18.

11.9K 1.1K 243
                                    

Mia memejamkan matanya berusaha mengeluarkan elemen yang Oliver maksud.

"Sekarang. Buka matamu!" perintah Oliver.

Mia membuka matanya perlahan. "Kenapa semua yang aku lihat bewarna merah?" tanyanya heran.

"Coba kau lihat dirimu," ucap Vancia.

Mia terkejut saat dirinya di selimuti hawa api bahkan warna matanya sudah berubah menjadi merah.

"Sekarang padamkan api yang ada pada tubuhmu," ucap Vancia.

"Bagaimana caranya?" tanya Mia bingung.

"Pejamkan matamu dan konsentrasi lah," ucap Oliver. Mia mengangguk paham, ia pun mulai memejamkan matanya. Tak lama kemudian api yang keluar dari tubuhnya padam begitu saja.

"Baiklah sepertinya sampai disini saja untuk latihan mu Mia. Aku takut jika terus menerus mengeluarkan kekuatan dari dirimu itu akan berakibat fatal pada bayimu," ucap Vancia menatap khawatir.

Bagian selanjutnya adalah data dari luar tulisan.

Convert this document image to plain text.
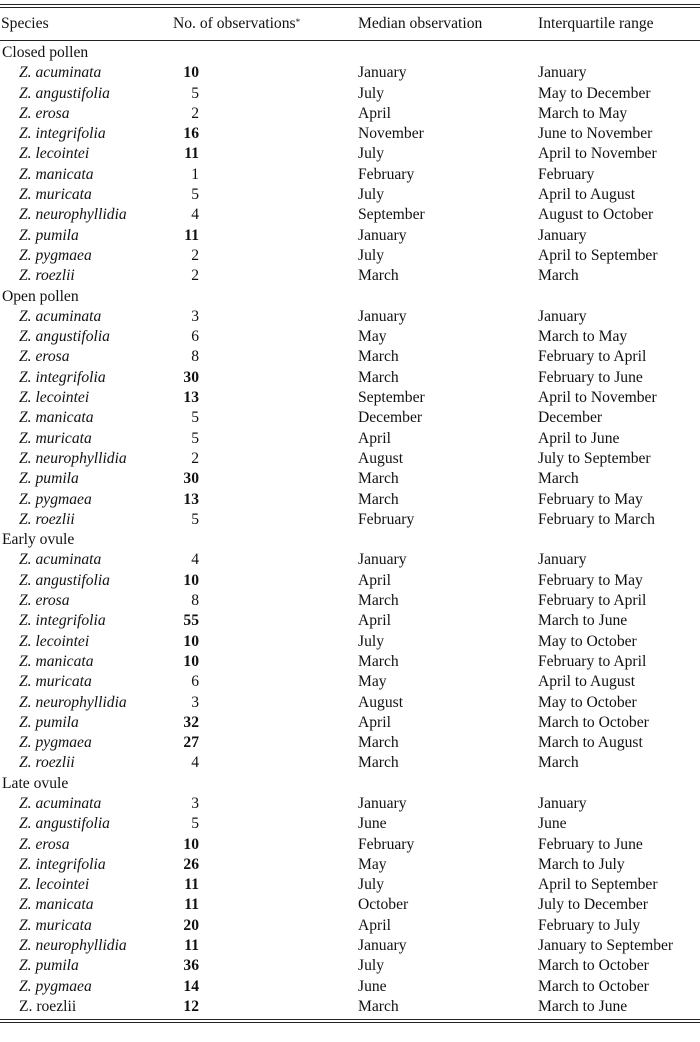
Species	No. of observations*	Median observation	Interquartile range
Closed pollen
Z. acuminata	10	January	January
Z. angustifolia	5	July	May to December
Z. erosa	2	April	March to May
Z. integrifolia	16	November	June to November
Z. lecointei	11	July	April to November
Z. manicata	1	February	February
Z. muricata	5	July	April to August
Z. neurophyllidia	4	September	August to October
Z. pumila	11	January	January
Z. pygmaea	2	July	April to September
Z. roezlii	2	March	March
Open pollen
Z. acuminata	3	January	January
Z. angustifolia	6	May	March to May
Z. erosa	8	March	February to April
Z. integrifolia	30	March	February to June
Z. lecointei	13	September	April to November
Z. manicata	5	December	December
Z. muricata	5	April	April to June
Z. neurophyllidia	2	August	July to September
Z. pumila	30	March	March
Z. pygmaea	13	March	February to May
Z. roezlii	5	February	February to March
Early ovule
Z. acuminata	4	January	January
Z. angustifolia	10	April	February to May
Z. erosa	8	March	February to April
Z. integrifolia	55	April	March to June
Z. lecointei	10	July	May to October
Z. manicata	10	March	February to April
Z. muricata	6	May	April to August
Z. neurophyllidia	3	August	May to October
Z. pumila	32	April	March to October
Z. pygmaea	27	March	March to August
Z. roezlii	4	March	March
Late ovule
Z. acuminata	3	January	January
Z. angustifolia	5	June	June
Z. erosa	10	February	February to June
Z. integrifolia	26	May	March to July
Z. lecointei	11	July	April to September
Z. manicata	11	October	July to December
Z. muricata	20	April	February to July
Z. neurophyllidia	11	January	January to September
Z. pumila	36	July	March to October
Z. pygmaea	14	June	March to October
Z. roezlii	12	March	March to June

Mia mengangguk, ia pun mengelus perutnya yang mulai menunjukkan perubahan. Vancia berkata jika bayi yang di kandungnya bukan bayi manusia biasa, maka dari itu ia akan lahir lebih cepat dari manusia biasa.

"Uhukk," Mia terbatuk-batuk membuat Vancia menatap khawatir.

"Kau tidak apa-apa Mia?" tanya Oliver.

"Sepertinya tidak---"

"Astaga! Darah!" teriak Vancia panik.

Mia menoleh sambil menatap tangannya benar saja disana ada darah.

"Oliver, aku harus memeriksa kondisi Mia." ucap Vancia.

Oliver mengangguk. "Aku akan memberitahu tentang ini pada Alroy." ucapnya. Vancia mengangguk, ia pun memapah tubuh Mia.

"Berbaringlah. Aku akan memeriksa kondisi kandunganmu Mia," ucap Vancia.

Mia mengangguk. Ia pun berbaring lalu Vancia memeriksa kandungannya dengan meletakkan tangan nya diatas perut Mia. Sesaat kemudian keluar sebuah cahaya putih dari tangan Vancia.

Tak berapa lama kemudian Alroy datang bersama Oliver. Ia berjalan mendekat.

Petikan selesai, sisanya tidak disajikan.